Question: Part V . Efficient Market Hypothesis ( 2 0 points ) It is believed that the US stock market, NYSE in particular, is at least

Part V. Efficient Market Hypothesis (20 points)
It is believed that the US stock market, NYSE in particular, is at least semi-strong form efficient.
This means that current stock prices should reflect all past and current public information
including but not limited to: historical volumes and prices, financial statements, and other
information disclosed on the annual reports. Based on our in-class discussion about Efficient
Market Hypothesis (EMH), analyze the Gamestop Phenomenon occurred in the first quarter of
2021 and answer the following questions.
a) What are the key assumptions of EMH?
b) Distinguish between weak, semi-strong and strong form efficiency.

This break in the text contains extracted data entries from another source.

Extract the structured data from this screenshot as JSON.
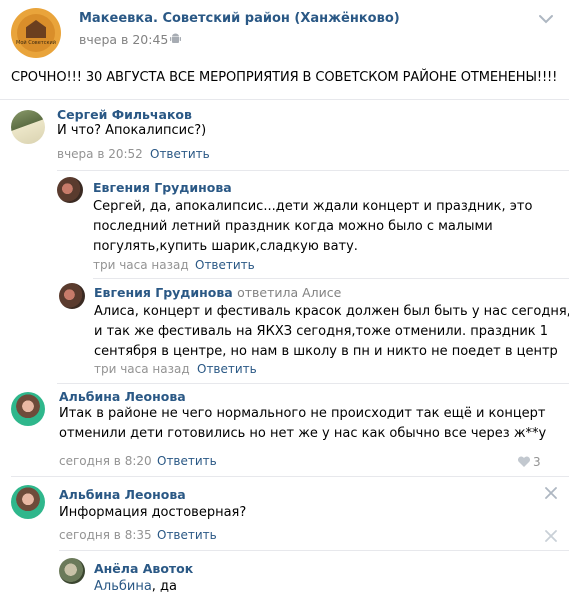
{
  "post": {
    "group_name": "Макеевка. Советский район (Ханжёнково)",
    "time": "вчера в 20:45",
    "avatar_text": "Мой Советский",
    "text": "СРОЧНО!!! 30 АВГУСТА ВСЕ МЕРОПРИЯТИЯ В СОВЕТСКОМ РАЙОНЕ ОТМЕНЕНЫ!!!!"
  },
  "comments": [
    {
      "author": "Сергей Фильчаков",
      "lines": [
        "И что? Апокалипсис?)"
      ],
      "time": "вчера в 20:52",
      "reply_label": "Ответить"
    },
    {
      "author": "Евгения Грудинова",
      "lines": [
        "Сергей, да, апокалипсис...дети ждали концерт и праздник, это",
        "последний летний праздник когда можно было с малыми",
        "погулять,купить шарик,сладкую вату."
      ],
      "time": "три часа назад",
      "reply_label": "Ответить"
    },
    {
      "author": "Евгения Грудинова",
      "replied_to": "ответила Алисе",
      "lines": [
        "Алиса, концерт и фестиваль красок должен был быть у нас сегодня,",
        "и так же фестиваль на ЯКХЗ сегодня,тоже отменили. праздник 1",
        "сентября в центре, но нам в школу в пн и никто не поедет в центр"
      ],
      "time": "три часа назад",
      "reply_label": "Ответить"
    },
    {
      "author": "Альбина Леонова",
      "lines": [
        "Итак в районе не чего нормального не происходит так ещё и концерт",
        "отменили дети готовились но нет же у нас как обычно все через ж**у"
      ],
      "time": "сегодня в 8:20",
      "reply_label": "Ответить",
      "likes": "3"
    },
    {
      "author": "Альбина Леонова",
      "lines": [
        "Информация достоверная?"
      ],
      "time": "сегодня в 8:35",
      "reply_label": "Ответить"
    },
    {
      "author": "Анёла Авоток",
      "reply_link": "Альбина",
      "rest": ", да"
    }
  ],
  "colors": {
    "link": "#2a5885",
    "meta": "#939393",
    "divider": "#e7e8ec"
  }
}
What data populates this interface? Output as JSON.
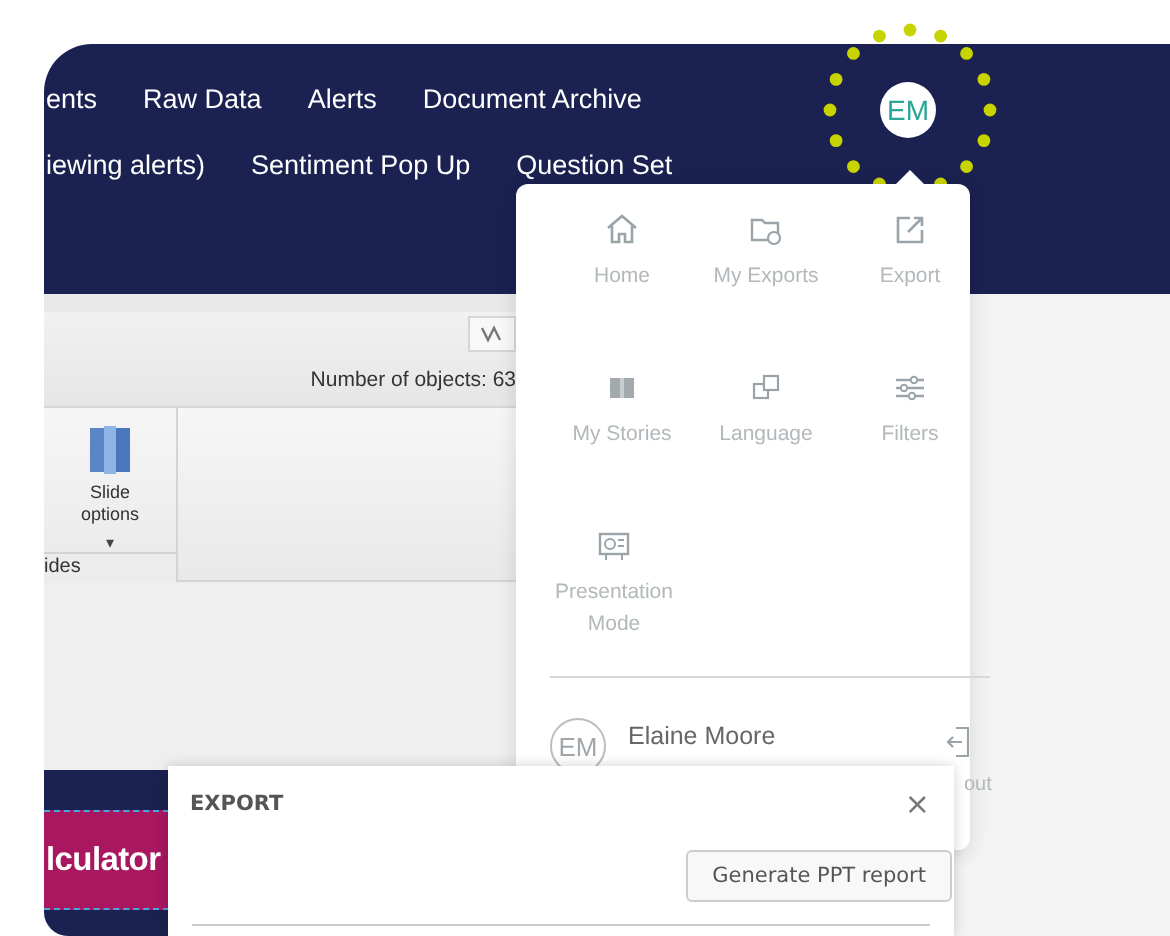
{
  "nav_rows": [
    [
      "ents",
      "Raw Data",
      "Alerts",
      "Document Archive"
    ],
    [
      "iewing alerts)",
      "Sentiment Pop Up",
      "Question Set"
    ]
  ],
  "avatar": {
    "initials": "EM"
  },
  "toolbar": {
    "object_count": "Number of objects: 63"
  },
  "ribbon": {
    "button_label": "Slide options",
    "caret": "▾",
    "group_label": "ides"
  },
  "banner": {
    "text": "lculator"
  },
  "user_menu": {
    "items": [
      {
        "kind": "home",
        "label": "Home"
      },
      {
        "kind": "exports",
        "label": "My Exports"
      },
      {
        "kind": "export",
        "label": "Export"
      },
      {
        "kind": "stories",
        "label": "My Stories"
      },
      {
        "kind": "language",
        "label": "Language"
      },
      {
        "kind": "filters",
        "label": "Filters"
      },
      {
        "kind": "presentation",
        "label": "Presentation Mode"
      }
    ],
    "user": {
      "initials": "EM",
      "name": "Elaine Moore",
      "logout_label": "out"
    }
  },
  "export_dialog": {
    "title": "EXPORT",
    "close": "×",
    "button": "Generate PPT report"
  }
}
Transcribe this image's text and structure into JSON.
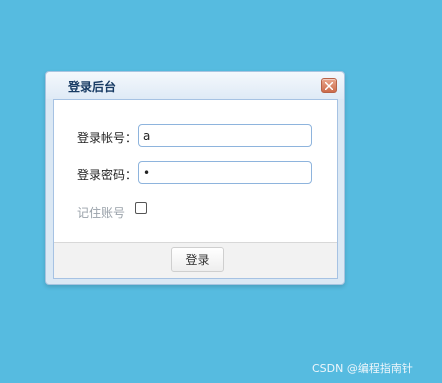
{
  "dialog": {
    "title": "登录后台",
    "close_icon": "close-icon"
  },
  "form": {
    "username_label": "登录帐号：",
    "username_value": "a",
    "password_label": "登录密码：",
    "password_value": "•",
    "remember_label": "记住账号",
    "remember_checked": false
  },
  "footer": {
    "login_button": "登录"
  },
  "watermark": "CSDN @编程指南针",
  "colors": {
    "background": "#56bbe0",
    "title_text": "#173a63",
    "close_button": "#cc6b4b"
  }
}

c) Suppose your cousin invests in Gamestop and made 200% return in five days while the
average market return is only 6% per year. Is your cousins performance a violation of
market efficiency? Why or why not? Explain in detail.
d) List two arguments supporting that the Gamestop Phenomenon is consistent with EMH,
and two arguments supporting that Gamestop Phenomenon is an evidence against EMH.
e) What does it mean for EMH to not hold in the perception of a hedge fund manager? How
would they make investment/trading decisions if EMH doesnt hold?